From that perspective, the Hormuz card looks like a final instrument:
• extremely sensitive,
• highly costly,
• and tempting in a moment of suffocation.
But at the same time, it is a card that broadens the battlefield beyond the immediate adversary. The more valuable the strait becomes in the global market, the less containable its full use becomes and the more likely it is to trigger a wider response.
What next?
The most important shift in the current situation is strategic. Iran historically used Hormuz as a threat that could deter. Today, however, every move toward broad, real disruption turns it into a weapon that also rebounds on Iran itself.

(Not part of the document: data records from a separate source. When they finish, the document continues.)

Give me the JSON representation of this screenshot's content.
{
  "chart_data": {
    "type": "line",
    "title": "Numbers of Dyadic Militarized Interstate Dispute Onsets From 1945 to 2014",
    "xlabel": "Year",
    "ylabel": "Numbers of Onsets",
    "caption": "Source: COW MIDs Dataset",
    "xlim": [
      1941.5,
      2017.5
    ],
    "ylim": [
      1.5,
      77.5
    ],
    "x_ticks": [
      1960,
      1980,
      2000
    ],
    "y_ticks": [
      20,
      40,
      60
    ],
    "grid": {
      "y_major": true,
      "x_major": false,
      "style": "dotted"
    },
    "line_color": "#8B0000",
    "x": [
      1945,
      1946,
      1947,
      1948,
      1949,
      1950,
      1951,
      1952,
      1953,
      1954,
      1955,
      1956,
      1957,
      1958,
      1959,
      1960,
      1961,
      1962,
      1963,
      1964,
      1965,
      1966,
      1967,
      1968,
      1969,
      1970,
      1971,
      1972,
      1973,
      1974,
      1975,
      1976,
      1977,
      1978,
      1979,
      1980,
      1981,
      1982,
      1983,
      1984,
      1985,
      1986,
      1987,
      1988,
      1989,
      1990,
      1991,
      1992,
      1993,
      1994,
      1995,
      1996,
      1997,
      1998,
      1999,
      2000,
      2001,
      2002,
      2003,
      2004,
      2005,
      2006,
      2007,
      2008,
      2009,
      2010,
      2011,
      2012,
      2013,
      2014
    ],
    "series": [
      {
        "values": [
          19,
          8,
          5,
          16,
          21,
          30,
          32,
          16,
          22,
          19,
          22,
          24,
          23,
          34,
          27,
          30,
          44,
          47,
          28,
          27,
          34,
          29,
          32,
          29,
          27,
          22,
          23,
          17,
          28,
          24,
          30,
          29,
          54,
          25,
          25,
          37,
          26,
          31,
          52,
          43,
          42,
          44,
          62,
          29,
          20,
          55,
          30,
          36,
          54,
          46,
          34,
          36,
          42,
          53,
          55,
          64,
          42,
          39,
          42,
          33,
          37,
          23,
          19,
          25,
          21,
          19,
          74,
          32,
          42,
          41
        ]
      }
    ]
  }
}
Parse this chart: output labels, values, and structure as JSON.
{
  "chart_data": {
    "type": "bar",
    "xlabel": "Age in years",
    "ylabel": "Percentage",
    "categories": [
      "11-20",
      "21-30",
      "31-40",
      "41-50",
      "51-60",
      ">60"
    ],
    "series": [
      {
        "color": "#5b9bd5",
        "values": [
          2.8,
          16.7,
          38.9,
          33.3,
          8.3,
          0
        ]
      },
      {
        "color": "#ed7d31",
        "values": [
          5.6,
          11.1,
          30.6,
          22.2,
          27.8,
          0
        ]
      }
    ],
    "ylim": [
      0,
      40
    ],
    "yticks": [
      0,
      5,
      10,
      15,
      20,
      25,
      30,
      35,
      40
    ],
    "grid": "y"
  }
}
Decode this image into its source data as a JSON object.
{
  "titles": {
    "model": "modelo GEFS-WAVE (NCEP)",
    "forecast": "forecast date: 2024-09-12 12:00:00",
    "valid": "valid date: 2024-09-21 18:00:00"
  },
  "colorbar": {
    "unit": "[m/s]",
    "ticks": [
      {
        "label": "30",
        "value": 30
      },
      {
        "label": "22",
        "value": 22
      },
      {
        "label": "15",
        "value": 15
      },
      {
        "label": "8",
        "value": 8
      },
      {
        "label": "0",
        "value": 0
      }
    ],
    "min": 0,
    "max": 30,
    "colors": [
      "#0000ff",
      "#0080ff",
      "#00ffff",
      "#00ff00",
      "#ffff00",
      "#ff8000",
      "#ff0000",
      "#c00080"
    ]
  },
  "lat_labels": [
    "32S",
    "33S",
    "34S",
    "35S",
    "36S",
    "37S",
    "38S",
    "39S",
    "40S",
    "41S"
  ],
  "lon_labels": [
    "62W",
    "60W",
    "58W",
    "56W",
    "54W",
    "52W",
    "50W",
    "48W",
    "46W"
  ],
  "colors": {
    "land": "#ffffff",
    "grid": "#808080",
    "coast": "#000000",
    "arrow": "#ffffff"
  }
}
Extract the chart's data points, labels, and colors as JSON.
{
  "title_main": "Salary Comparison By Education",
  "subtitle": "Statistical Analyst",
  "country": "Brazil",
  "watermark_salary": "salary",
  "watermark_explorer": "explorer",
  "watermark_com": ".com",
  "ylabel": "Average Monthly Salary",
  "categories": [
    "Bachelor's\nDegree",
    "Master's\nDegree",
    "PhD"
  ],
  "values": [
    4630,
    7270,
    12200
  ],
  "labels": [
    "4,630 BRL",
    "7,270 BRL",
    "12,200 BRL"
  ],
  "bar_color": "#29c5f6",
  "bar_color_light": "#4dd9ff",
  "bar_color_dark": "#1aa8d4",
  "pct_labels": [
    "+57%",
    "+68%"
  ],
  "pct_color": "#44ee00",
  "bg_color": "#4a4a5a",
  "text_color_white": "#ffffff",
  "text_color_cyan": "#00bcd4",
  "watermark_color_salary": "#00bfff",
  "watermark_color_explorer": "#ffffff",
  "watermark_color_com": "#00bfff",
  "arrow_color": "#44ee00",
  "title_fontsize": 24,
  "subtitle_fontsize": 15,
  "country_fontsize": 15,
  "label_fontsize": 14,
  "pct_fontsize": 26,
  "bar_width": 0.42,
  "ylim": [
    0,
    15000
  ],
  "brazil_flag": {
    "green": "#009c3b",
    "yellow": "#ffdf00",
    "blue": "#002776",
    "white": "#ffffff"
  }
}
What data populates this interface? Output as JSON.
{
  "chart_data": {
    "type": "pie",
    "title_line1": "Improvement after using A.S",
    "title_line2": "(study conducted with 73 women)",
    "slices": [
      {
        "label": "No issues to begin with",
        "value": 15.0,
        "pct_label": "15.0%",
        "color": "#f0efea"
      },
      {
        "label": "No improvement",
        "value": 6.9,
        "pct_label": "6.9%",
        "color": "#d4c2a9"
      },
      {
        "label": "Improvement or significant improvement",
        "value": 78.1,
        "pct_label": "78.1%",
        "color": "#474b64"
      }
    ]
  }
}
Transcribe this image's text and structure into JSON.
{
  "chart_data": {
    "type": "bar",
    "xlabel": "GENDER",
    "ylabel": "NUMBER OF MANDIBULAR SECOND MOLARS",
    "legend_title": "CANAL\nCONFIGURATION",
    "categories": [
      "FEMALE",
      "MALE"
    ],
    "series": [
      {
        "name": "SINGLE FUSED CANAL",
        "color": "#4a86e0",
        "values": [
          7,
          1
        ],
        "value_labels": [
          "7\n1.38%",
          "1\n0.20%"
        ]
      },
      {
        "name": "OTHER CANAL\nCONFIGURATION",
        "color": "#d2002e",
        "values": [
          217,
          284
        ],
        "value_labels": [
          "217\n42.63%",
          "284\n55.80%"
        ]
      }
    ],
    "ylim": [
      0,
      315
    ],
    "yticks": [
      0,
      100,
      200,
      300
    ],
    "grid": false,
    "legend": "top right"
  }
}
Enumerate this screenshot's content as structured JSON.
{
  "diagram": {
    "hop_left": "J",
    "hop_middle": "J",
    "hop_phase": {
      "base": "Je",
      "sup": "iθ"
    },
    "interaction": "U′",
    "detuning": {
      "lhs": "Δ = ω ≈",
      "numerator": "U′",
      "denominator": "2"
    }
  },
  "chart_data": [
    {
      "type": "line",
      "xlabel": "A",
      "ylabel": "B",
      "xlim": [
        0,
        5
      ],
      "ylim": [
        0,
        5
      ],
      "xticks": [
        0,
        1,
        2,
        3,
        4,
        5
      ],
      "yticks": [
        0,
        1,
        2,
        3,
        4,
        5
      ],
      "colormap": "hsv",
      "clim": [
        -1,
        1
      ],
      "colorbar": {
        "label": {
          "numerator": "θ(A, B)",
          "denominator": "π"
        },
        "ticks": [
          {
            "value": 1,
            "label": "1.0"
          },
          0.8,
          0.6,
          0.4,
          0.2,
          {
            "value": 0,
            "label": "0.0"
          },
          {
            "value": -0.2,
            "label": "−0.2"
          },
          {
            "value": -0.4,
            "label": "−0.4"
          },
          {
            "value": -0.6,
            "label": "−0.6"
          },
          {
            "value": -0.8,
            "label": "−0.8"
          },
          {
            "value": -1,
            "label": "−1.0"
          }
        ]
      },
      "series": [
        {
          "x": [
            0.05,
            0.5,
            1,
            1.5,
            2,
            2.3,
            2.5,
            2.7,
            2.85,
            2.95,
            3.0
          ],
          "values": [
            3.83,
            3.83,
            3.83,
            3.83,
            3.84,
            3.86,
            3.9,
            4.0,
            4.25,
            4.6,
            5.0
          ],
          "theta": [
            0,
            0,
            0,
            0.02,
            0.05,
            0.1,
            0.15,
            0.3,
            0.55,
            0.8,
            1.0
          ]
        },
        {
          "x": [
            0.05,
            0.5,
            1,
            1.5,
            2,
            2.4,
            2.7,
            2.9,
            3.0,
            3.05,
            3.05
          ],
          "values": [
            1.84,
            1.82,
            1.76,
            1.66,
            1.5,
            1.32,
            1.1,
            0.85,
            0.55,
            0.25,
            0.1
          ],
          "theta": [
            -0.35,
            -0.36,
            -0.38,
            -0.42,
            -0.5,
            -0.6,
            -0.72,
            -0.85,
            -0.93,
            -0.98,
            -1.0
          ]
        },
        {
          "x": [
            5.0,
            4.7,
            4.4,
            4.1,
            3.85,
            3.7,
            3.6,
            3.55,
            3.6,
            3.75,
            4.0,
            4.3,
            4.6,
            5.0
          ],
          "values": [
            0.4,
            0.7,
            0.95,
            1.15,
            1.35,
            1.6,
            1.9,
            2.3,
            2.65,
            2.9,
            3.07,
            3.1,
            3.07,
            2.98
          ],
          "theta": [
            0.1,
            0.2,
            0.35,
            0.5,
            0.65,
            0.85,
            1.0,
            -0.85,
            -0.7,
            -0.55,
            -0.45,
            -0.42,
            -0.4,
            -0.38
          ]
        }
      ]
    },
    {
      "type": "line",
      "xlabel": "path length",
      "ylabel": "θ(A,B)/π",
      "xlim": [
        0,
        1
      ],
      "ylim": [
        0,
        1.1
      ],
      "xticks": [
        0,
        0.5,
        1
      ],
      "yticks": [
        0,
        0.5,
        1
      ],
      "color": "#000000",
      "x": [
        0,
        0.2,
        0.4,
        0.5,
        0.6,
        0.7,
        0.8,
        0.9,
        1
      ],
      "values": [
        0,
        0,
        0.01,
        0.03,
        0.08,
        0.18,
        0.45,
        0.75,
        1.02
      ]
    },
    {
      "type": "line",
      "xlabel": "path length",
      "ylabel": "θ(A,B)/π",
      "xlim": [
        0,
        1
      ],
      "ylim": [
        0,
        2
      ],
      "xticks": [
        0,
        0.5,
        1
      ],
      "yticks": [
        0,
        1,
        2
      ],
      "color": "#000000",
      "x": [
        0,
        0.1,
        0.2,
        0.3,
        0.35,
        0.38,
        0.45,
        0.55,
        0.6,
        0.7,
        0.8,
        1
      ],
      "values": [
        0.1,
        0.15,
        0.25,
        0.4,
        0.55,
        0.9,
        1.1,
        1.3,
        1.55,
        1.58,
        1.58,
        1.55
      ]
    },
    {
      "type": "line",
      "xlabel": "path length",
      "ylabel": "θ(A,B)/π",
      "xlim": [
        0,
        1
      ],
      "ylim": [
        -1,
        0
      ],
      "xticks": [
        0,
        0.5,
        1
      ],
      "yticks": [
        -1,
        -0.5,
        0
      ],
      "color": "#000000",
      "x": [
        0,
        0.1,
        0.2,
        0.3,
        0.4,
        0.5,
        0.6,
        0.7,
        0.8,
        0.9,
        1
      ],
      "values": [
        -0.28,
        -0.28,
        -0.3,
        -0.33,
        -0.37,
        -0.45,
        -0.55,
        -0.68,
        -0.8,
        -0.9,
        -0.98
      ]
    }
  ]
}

A state that tries to impose costs on the world through the strait may find itself facing a broader coalition, more hostile markets, and weaker legitimacy for its defensive argument. Put differently: the more this card moves from the level of threat to the level of use, the more it loses value as a bargaining tool and gains value as an instrument of mutual burn.
(Analysis)
In Pollack’s reading, Iran is a complex system, governed by calculations of security, identity, history, and competing institutions.
That is why a decision involving the Strait of Hormuz cannot be understood through the language of navies and missiles alone. It also requires the language of strategic psychology:
How does a wounded state respond to pressure it sees as existential?
The answer may be escalation that, from within, looks like a defense of dignity and sovereignty, but from the outside looks like a direct threat to the international system of energy and trade. It is precisely here that the weapon shifts from a deterrent tool to a suicidal option in the strategic sense: because its effects are larger than its owner’s ability to contain them.